Diversity (mathematics)

Let ${\displaystyle (X,d)}$ be a metric space. Setting ${\displaystyle \delta (A)=\max _{a,b\in A}d(a,b)=\operatorname {diam} (A)}$ for all ${\displaystyle A\in \wp _{\mbox{fin}}(X)}$ defines a diversity.

For all finite ${\displaystyle A\subseteq \mathbb {R} ^{n}}$ if we define ${\displaystyle \delta (A)=\sum _{i}\max _{a,b}\left\{\left|a_{i}-b_{i}\right|\colon a,b\in A\right\}}$ then ${\displaystyle (\mathbb {R} ^{n},\delta )}$ is a diversity.

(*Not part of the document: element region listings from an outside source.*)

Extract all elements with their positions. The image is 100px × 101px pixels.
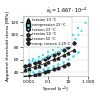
Point bbox=[72, 55, 74, 57]
X-axis label: Speed [s$^{-1}$]: Speed [s$^{-1}$] bbox=[42, 85, 69, 95]
Point bbox=[51, 53, 52, 55]
Point bbox=[41, 57, 42, 59]
Point bbox=[45, 56, 46, 57]
Point bbox=[55, 52, 56, 53]
Point bbox=[52, 65, 54, 67]
Point bbox=[31, 60, 32, 61]
Point bbox=[78, 52, 79, 53]
Point bbox=[62, 61, 64, 63]
Point bbox=[38, 70, 39, 71]
Point bbox=[28, 59, 29, 61]
Y-axis label: Apparent threshold stress [MPa]: Apparent threshold stress [MPa] bbox=[6, 11, 10, 80]
Point bbox=[61, 48, 62, 50]
Point bbox=[34, 59, 35, 61]
Point bbox=[58, 50, 59, 52]
Point bbox=[58, 63, 59, 65]
Point bbox=[58, 46, 59, 47]
Point bbox=[62, 43, 64, 44]
Point bbox=[42, 68, 44, 70]
Point bbox=[48, 67, 49, 69]
Point bbox=[28, 60, 29, 62]
Point bbox=[37, 58, 38, 60]
Point bbox=[48, 52, 49, 53]
Legend: tension 23 °C, compression 23 °C, torsion 23 °C, tension 50 °C, torsion 50 °C, c: tension 23 °C, compression 23 °C, torsio… bbox=[24, 17, 72, 47]
Point bbox=[74, 37, 76, 39]
Point bbox=[42, 54, 44, 56]
Point bbox=[28, 72, 29, 73]
Point bbox=[80, 29, 82, 30]
Point bbox=[78, 28, 79, 29]
Point bbox=[32, 58, 34, 59]
Point bbox=[48, 55, 49, 56]
Point bbox=[68, 58, 69, 60]
Point bbox=[38, 56, 39, 57]
Point bbox=[32, 71, 34, 73]
Point bbox=[72, 34, 74, 35]
Point bbox=[78, 33, 79, 35]
Point bbox=[68, 43, 69, 45]
Point bbox=[84, 21, 86, 23]
Point bbox=[65, 46, 66, 47]
Point bbox=[68, 39, 69, 41]
Point bbox=[71, 41, 72, 42]
Point bbox=[52, 49, 54, 51]
Text: $\dot{\varepsilon}_0 = 1.667 \cdot 10^{-4}$: $\dot{\varepsilon}_0 = 1.667 \cdot 10^{-… bbox=[46, 6, 87, 16]
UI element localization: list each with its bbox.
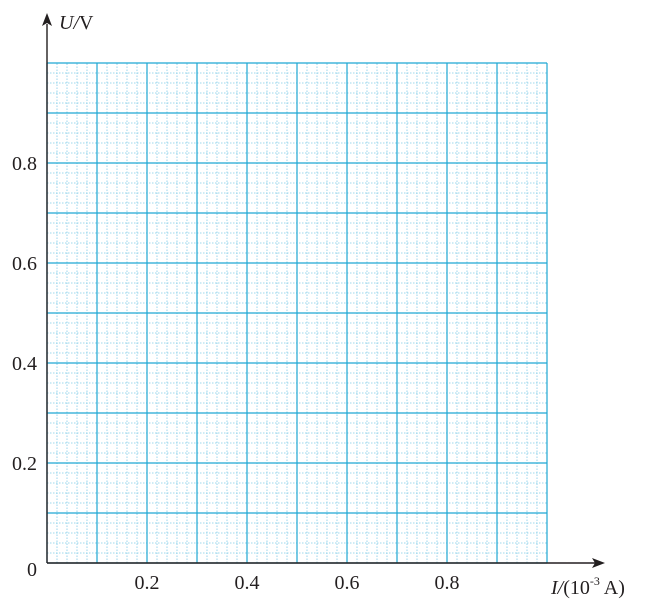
x-axis-unit-close: A): [600, 577, 625, 599]
y-tick-label: 0.6: [12, 253, 37, 275]
x-axis-unit-exponent: -3: [590, 574, 600, 588]
y-axis-variable: U: [59, 12, 75, 34]
x-tick-label: 0.2: [135, 572, 160, 594]
x-tick-label: 0.6: [335, 572, 360, 594]
x-tick-label: 0.8: [435, 572, 460, 594]
origin-label: 0: [27, 559, 37, 581]
x-tick-label: 0.4: [235, 572, 260, 594]
major-grid: [46, 62, 548, 564]
x-axis-arrowhead: [592, 558, 605, 568]
x-axis-unit-open: (10: [563, 577, 590, 599]
y-axis-separator: /: [72, 12, 81, 34]
x-axis-variable: I: [550, 577, 559, 599]
x-axis-title: I/(10-3 A): [550, 574, 625, 599]
x-tick-labels: 0.2 0.4 0.6 0.8: [135, 572, 460, 594]
y-tick-label: 0.2: [12, 453, 37, 475]
axes: [42, 13, 605, 568]
y-tick-label: 0.8: [12, 153, 37, 175]
y-tick-label: 0.4: [12, 353, 37, 375]
y-axis-unit: V: [79, 12, 94, 34]
y-tick-labels: 0.2 0.4 0.6 0.8: [12, 153, 37, 475]
y-axis-arrowhead: [42, 13, 52, 26]
y-axis-title: U/V: [59, 12, 94, 34]
x-axis-separator: /: [557, 577, 566, 599]
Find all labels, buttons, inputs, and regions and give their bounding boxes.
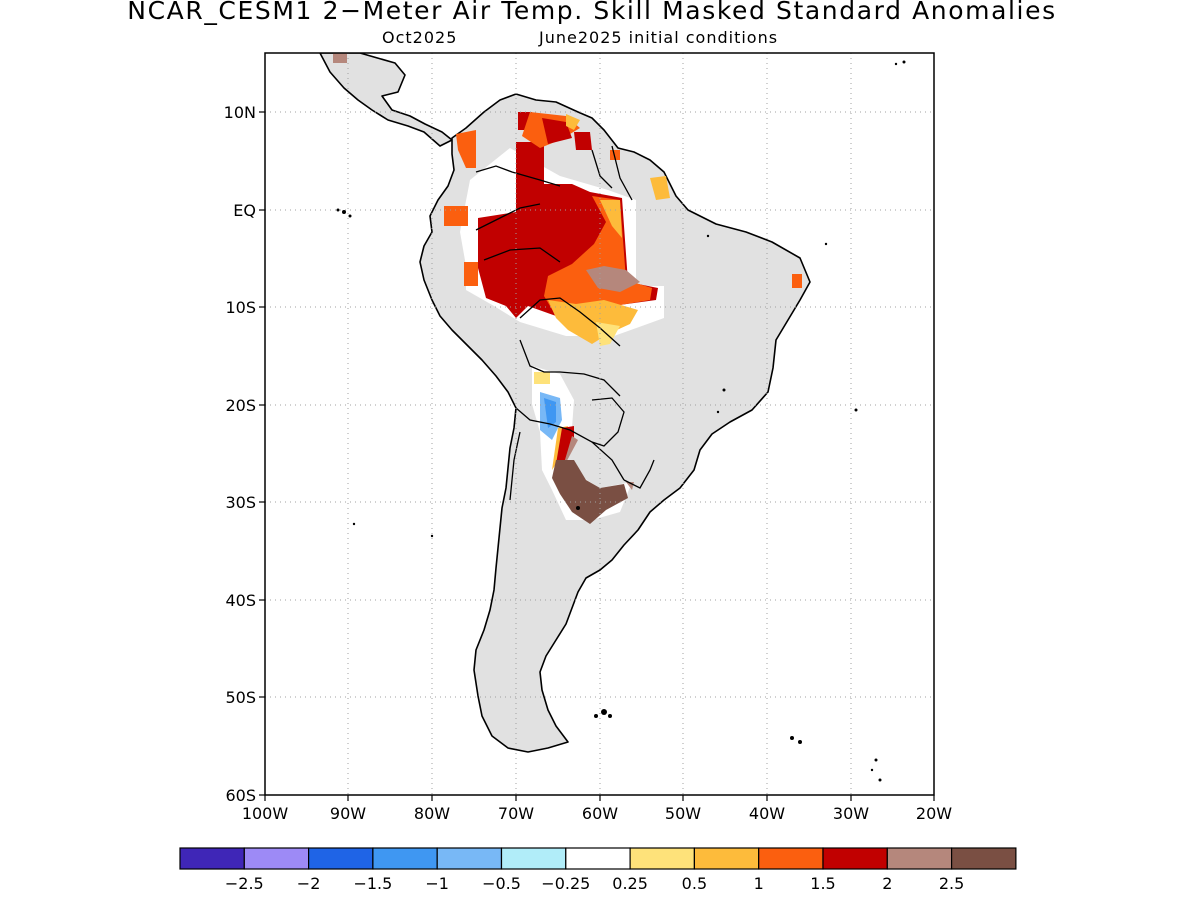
latitude-labels: 10N EQ 10S 20S 30S 40S 50S 60S: [224, 103, 256, 805]
lon-label: 30W: [833, 804, 869, 823]
initial-conditions: June2025 initial conditions: [539, 28, 779, 47]
lon-label: 70W: [498, 804, 534, 823]
longitude-labels: 100W 90W 80W 70W 60W 50W 40W 30W 20W: [242, 804, 952, 823]
map-title: NCAR_CESM1 2−Meter Air Temp. Skill Maske…: [127, 0, 1057, 25]
lat-label: 20S: [225, 396, 256, 415]
colorbar-label: 1.5: [810, 874, 835, 893]
forecast-month: Oct2025: [382, 28, 458, 47]
map-plot-area: [319, 53, 906, 782]
colorbar-box: [565, 847, 631, 870]
colorbar-label: −0.5: [482, 874, 521, 893]
graticule: [265, 53, 934, 795]
lat-label: 50S: [225, 688, 256, 707]
colorbar-box: [886, 847, 953, 870]
colorbar-box: [629, 847, 695, 870]
colorbar-label: −1.5: [353, 874, 392, 893]
colorbar-label: −2: [297, 874, 321, 893]
colorbar-box: [758, 847, 824, 870]
colorbar: [179, 847, 1017, 870]
colorbar-label: 0.25: [612, 874, 648, 893]
lon-label: 40W: [749, 804, 785, 823]
anomaly-patch: [333, 53, 347, 63]
lon-label: 90W: [330, 804, 366, 823]
colorbar-labels: −2.5 −2 −1.5 −1 −0.5 −0.25 0.25 0.5 1 1.5 2 2.5: [225, 874, 964, 893]
islands: [336, 60, 906, 782]
colorbar-box: [372, 847, 438, 870]
colorbar-box: [950, 847, 1017, 870]
lon-label: 80W: [414, 804, 450, 823]
lat-label: 30S: [225, 493, 256, 512]
lon-label: 100W: [242, 804, 289, 823]
colorbar-box: [693, 847, 760, 870]
lat-label: 60S: [225, 786, 256, 805]
colorbar-label: 2.5: [939, 874, 964, 893]
colorbar-label: 2: [882, 874, 892, 893]
central-america-land: [319, 53, 453, 147]
lat-label: EQ: [233, 201, 256, 220]
country-borders: [475, 145, 655, 501]
colorbar-label: −0.25: [541, 874, 590, 893]
colorbar-label: 0.5: [682, 874, 707, 893]
colorbar-box: [822, 847, 888, 870]
lon-label: 20W: [916, 804, 952, 823]
axis-ticks: [259, 111, 935, 801]
colorbar-label: −1: [425, 874, 449, 893]
colorbar-box: [436, 847, 503, 870]
colorbar-label: 1: [754, 874, 764, 893]
anomaly-shading: [444, 112, 802, 524]
lat-label: 40S: [225, 591, 256, 610]
lat-label: 10N: [224, 103, 256, 122]
colorbar-box: [179, 847, 245, 870]
colorbar-label: −2.5: [225, 874, 264, 893]
lon-label: 60W: [582, 804, 618, 823]
colorbar-box: [243, 847, 310, 870]
colorbar-box: [500, 847, 567, 870]
lat-label: 10S: [225, 298, 256, 317]
lon-label: 50W: [665, 804, 701, 823]
colorbar-box: [308, 847, 374, 870]
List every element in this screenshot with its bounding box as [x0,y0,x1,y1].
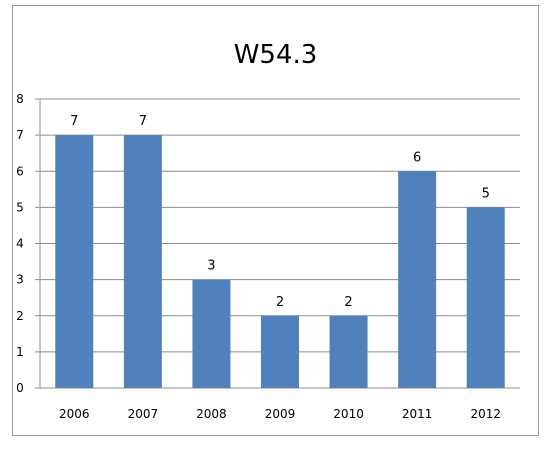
bar [329,315,368,388]
data-label: 7 [70,114,78,129]
y-axis-ticks: 0 1 2 3 4 5 6 7 8 [16,92,24,395]
bar [398,171,437,388]
x-tick-label: 2008 [196,407,227,421]
y-tick-label: 1 [16,345,24,359]
bar [466,207,505,388]
y-tick-label: 6 [16,164,24,178]
data-label: 5 [482,186,490,201]
x-tick-label: 2011 [402,407,433,421]
data-label: 2 [276,295,284,310]
bar [261,315,299,388]
data-labels: 7 7 3 2 2 6 5 [70,114,490,310]
x-tick-label: 2007 [128,407,159,421]
y-tick-label: 2 [16,309,24,323]
x-tick-label: 2006 [59,407,90,421]
data-label: 7 [139,114,147,129]
bar [123,135,162,388]
x-tick-label: 2010 [333,407,364,421]
gridlines [35,98,520,389]
data-label: 3 [207,259,215,274]
data-label: 2 [344,295,352,310]
y-tick-label: 7 [16,128,24,142]
y-tick-label: 5 [16,200,24,214]
x-tick-label: 2012 [470,407,501,421]
y-tick-label: 0 [16,381,24,395]
chart-title: W54.3 [233,40,318,70]
data-label: 6 [413,150,421,165]
y-tick-label: 3 [16,273,24,287]
bar [55,135,94,388]
x-tick-label: 2009 [265,407,296,421]
x-axis-ticks: 2006 2007 2008 2009 2010 2011 2012 [59,407,501,421]
bars [55,135,505,388]
bar [192,279,231,388]
y-tick-label: 8 [16,92,24,106]
y-tick-label: 4 [16,237,24,251]
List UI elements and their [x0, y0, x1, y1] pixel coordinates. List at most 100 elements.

If T is a phylogenetic tree with taxon set X. For each finite ${\displaystyle A\subseteq X}$, define ${\displaystyle \delta (A)}$ as the length of the smallest subtree of T connecting taxa in A. Then ${\displaystyle (X,\delta )}$ is a (phylogenetic) diversity.

Let ${\displaystyle (X,d)}$ be a metric space. For each finite ${\displaystyle A\subseteq X}$, let ${\displaystyle \delta (A)}$ denote the minimum length of a Steiner tree within X connecting elements in A. Then ${\displaystyle (X,\delta )}$ is a diversity.